Artwork of the Week: The Original Pop Art Masterpiece

2minute
read

The Art: Just What is it That Makes Today’s Home So Different, So Appealing?

The Artist: Richard Hamilton

About the Work:

As the 1950s ebbed on, post-war society in the US and UK transitioned into a materialistic society. Consumption peaked, and advertisers turned to innovative, and often garish methods to ensure the brands they represented got the biggest slice of the consumer pie.

These years were the breeding grounds for pop art. Though the movement would hit full stride until Warhol unveiled Campbell’s Soup Cans in 1962, it was a 1956 piece by British collage artist Richard Hamilton that originally defined the style.

Just What is it That Makes Today’s Home So Different, So Appealing? is a collection of images that even now, 60 years later, remain icons of the era. This was Hamilton’s intention from the outset; when first starting on the project, he made a list of elements he planned to incorporate, believing them to be indicative of his theme: Man, Woman, Food, History, Newpapers, Cinema, Domestic Appliances, Cars, Space, Comics, TV, Telephone, Information.

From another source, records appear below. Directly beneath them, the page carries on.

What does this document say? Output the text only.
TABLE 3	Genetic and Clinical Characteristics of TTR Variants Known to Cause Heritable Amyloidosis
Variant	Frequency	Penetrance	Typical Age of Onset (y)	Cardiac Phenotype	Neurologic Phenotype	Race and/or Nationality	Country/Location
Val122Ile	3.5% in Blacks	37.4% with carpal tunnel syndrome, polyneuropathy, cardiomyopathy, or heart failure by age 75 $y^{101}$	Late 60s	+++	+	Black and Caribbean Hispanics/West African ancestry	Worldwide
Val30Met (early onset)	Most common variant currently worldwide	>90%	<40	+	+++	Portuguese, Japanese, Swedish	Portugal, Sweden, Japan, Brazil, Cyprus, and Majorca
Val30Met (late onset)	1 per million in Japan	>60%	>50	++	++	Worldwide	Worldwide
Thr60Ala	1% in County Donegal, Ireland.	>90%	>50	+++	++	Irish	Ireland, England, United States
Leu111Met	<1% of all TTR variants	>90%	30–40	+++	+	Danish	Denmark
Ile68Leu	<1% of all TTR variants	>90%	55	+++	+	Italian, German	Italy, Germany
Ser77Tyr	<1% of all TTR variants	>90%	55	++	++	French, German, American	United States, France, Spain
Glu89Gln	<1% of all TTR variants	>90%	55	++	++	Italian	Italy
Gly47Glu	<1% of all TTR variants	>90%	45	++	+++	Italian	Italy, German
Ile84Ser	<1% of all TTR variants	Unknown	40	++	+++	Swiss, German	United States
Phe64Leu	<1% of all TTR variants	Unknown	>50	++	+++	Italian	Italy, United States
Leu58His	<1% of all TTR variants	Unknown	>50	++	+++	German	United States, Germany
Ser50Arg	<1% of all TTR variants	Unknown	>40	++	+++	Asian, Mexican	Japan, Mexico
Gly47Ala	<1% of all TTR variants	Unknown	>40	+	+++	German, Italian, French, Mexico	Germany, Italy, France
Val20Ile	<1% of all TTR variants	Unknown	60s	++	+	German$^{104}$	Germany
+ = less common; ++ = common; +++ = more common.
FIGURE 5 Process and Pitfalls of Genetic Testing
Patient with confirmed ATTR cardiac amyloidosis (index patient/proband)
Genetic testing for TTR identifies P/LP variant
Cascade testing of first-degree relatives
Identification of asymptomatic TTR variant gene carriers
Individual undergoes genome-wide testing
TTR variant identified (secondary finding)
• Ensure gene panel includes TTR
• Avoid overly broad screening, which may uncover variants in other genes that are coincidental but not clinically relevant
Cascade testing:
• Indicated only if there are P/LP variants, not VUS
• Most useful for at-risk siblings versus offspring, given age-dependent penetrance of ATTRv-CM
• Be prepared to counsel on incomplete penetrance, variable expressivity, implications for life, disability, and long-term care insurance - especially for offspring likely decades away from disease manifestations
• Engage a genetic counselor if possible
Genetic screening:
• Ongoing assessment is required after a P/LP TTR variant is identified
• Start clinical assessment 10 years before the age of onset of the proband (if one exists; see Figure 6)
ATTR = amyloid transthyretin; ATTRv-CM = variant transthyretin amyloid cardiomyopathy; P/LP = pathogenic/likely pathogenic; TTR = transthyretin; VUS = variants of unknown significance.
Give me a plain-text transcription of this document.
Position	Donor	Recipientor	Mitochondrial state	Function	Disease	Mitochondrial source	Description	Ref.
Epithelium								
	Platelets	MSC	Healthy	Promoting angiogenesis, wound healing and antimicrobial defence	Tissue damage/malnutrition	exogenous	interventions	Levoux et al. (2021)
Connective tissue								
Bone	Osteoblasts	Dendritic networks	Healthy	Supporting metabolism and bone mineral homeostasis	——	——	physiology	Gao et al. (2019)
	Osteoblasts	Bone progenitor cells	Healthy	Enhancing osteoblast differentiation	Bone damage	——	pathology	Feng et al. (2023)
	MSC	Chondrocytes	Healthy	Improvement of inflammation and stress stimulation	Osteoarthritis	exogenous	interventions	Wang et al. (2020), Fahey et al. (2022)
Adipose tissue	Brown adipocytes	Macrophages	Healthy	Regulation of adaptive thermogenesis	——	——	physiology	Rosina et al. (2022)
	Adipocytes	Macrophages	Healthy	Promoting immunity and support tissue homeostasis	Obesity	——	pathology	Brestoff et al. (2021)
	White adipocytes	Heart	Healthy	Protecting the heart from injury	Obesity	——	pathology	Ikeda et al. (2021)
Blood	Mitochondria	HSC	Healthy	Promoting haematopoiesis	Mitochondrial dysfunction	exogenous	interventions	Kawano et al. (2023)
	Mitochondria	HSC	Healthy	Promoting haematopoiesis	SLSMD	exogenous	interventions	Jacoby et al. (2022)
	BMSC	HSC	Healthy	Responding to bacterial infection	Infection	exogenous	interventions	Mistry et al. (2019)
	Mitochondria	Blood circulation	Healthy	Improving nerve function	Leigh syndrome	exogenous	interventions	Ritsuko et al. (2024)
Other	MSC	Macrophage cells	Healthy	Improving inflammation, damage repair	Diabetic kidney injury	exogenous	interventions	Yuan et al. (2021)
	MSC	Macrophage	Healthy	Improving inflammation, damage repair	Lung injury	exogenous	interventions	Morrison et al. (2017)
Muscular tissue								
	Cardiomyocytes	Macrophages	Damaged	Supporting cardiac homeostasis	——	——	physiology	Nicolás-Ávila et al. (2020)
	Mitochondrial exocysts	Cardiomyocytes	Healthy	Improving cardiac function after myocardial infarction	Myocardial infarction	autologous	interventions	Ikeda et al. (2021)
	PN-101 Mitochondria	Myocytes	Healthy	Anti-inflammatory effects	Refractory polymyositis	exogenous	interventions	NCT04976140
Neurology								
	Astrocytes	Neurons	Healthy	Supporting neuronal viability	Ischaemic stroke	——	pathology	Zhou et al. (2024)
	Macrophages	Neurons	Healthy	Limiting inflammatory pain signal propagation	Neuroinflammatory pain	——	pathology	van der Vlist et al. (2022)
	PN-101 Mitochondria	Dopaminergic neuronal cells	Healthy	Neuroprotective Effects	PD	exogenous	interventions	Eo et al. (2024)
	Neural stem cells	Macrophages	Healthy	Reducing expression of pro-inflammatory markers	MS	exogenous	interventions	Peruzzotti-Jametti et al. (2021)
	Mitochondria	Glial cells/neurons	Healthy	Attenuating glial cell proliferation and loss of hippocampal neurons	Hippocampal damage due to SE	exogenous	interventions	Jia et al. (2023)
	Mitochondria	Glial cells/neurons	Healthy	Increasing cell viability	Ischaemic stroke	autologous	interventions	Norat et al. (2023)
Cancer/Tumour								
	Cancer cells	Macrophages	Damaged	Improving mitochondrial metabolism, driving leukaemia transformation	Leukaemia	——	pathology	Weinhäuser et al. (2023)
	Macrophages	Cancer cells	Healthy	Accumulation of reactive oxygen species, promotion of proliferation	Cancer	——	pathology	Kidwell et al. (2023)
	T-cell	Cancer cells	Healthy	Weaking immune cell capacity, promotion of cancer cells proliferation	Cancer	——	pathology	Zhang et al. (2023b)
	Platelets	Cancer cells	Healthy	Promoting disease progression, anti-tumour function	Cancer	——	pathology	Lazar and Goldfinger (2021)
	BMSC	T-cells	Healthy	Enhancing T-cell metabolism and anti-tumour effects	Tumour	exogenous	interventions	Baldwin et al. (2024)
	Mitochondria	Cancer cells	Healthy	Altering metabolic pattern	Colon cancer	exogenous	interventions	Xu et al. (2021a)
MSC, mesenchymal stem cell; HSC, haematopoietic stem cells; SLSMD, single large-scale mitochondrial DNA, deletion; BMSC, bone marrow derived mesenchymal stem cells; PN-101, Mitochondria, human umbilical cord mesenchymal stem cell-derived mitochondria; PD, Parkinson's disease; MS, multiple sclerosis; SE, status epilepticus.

Each element was sourced from a pile of magazines fellow artist John McHale had brought back from the US. Even the title comes from an ad for flooring.

Hamilton’s parody of a high-tech, interconnected, and sexualised future looks like a scene out of a sci-fi film and, indeed, he intended it as an allegory for the optimism with which society was framing their expectations of the 1960s.

But there is no malice in his criticism. Perhaps it was because Hamilton served during World War II, and was well aware of the harshness of life in wartime, but he seems to simply be depicting a new way of life rather than making a comment on the consequences this new life will have. It’s as if, even as he pokes fun of this materialistic future, he understands things could be a whole lot worse.